Shi and her team drew from several of her favorite anime series to create the look and feel of the film, and to inspire details like the big pink poof of smoke whenever protagonist Mei turns into a giant red panda, or the giant quivering “anime eyes” the characters have in moments of intense emotion.
Image: Pixar Animation Studios
“Throughout the whole movie, you’re gonna see this combination of Western and Eastern animation styles,” Shi told Technovanguard. “At that moment, in the movie’s act three, we cranked up the anime to an 11, because it’s this action-packed, emotional, exciting, dramatic moment, and it just felt like a perfect opportunity to have that epic beam of light. I love how it activates right on the beat. It’s very satisfying.”
The light-beam also doesn’t look quite like anything else in Turning Red, because it incorporates flat 2D overlays to enhance the 3D CGI of the rest of the film. Shi and producer Lindsey Collins credit Pixar animator Rob Thompson with developing the look of that particular effect. “They were drawing over all this in all the proofs [of this scene], over the beams, trying to really put that element of 2D onto it,” Collins says. “That was really fun.”
Shi says that part of what gave her the confidence to stylize the movie the way she wanted, and to draw on her anime favorites for inspiration, was her work on 2019’s Pixar project Bao, which won the Academy Award for Best Animated Short.

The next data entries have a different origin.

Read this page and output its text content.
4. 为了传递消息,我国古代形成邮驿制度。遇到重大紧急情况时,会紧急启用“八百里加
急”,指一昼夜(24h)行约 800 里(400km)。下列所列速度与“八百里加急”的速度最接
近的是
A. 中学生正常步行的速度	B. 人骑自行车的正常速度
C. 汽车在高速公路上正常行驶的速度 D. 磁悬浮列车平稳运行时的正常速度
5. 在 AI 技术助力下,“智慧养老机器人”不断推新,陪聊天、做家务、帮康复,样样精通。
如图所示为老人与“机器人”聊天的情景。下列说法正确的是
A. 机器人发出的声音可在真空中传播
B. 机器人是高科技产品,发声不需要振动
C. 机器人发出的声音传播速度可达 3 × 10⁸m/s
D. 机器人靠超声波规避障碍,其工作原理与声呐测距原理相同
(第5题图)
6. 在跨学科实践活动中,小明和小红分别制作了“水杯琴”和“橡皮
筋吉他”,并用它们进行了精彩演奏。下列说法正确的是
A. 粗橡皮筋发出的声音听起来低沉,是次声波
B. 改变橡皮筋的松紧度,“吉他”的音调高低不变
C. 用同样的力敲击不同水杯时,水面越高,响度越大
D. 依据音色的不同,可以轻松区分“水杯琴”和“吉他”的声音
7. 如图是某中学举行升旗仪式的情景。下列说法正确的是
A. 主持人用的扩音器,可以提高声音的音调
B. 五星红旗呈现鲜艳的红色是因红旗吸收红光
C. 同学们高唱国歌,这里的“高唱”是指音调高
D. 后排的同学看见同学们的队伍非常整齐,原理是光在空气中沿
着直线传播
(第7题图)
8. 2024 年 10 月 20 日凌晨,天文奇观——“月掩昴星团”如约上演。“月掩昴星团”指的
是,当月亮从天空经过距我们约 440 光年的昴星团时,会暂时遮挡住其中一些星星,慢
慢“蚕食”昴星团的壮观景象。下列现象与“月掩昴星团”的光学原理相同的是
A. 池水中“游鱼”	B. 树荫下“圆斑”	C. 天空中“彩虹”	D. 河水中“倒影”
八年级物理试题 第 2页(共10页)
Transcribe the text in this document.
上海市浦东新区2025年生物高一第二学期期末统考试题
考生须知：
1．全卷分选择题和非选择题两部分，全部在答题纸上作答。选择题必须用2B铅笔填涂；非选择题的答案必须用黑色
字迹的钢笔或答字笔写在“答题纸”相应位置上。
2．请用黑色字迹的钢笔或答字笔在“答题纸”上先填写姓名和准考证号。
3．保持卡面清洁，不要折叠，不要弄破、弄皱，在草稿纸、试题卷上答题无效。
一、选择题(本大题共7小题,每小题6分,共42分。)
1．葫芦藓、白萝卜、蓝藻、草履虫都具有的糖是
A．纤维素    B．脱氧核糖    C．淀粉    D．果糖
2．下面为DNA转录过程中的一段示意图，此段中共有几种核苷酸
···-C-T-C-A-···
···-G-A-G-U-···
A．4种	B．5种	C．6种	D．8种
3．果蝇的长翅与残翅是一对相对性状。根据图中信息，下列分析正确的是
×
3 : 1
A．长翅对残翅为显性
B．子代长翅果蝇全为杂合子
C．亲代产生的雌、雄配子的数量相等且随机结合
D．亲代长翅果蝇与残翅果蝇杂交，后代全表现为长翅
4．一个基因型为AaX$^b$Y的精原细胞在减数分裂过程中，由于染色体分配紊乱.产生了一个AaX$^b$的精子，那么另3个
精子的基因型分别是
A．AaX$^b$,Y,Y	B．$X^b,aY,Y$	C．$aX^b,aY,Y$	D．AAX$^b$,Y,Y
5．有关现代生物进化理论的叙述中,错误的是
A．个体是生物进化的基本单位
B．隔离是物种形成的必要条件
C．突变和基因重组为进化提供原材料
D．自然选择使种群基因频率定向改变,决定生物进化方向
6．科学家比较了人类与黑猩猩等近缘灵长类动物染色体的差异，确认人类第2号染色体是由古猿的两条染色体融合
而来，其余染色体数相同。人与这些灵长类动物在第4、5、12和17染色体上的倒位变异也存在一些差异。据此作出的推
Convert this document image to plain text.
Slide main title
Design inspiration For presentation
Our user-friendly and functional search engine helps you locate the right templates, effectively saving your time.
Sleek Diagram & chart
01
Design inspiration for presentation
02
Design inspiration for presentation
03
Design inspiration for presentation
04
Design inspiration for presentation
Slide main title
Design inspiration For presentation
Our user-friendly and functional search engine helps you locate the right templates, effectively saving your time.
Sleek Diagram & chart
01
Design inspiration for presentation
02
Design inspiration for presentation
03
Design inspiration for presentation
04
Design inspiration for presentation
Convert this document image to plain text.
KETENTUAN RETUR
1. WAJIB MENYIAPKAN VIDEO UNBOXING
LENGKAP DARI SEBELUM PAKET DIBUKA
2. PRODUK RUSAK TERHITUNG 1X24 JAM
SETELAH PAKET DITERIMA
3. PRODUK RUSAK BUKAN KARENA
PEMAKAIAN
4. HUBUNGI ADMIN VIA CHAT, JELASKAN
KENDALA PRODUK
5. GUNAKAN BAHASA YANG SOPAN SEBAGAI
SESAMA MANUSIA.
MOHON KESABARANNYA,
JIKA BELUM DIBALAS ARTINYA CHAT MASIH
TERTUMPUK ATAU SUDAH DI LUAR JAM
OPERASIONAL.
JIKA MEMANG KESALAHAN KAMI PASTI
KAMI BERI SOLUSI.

Bao sparked some strange reactions in theaters from viewers who didn’t understand its symbolism or significance, but it got a strong, vocal positive response as well. Shi drew on both of those reactions when she decided to make Turning Red culturally and personally specific, knowing that people would see different things in it and interpret it in different ways, but would have a powerful response either way.
“Bao gave me the confidence to push it in Turning Red, and really take a lot of creative risks that I don’t think I would have taken without Bao,” Shi says. “It gave me that craving of wanting reactions — big, big, shocking audience reactions. I was chasing that dragon again, and we’ve been able to get it with Turning Red.”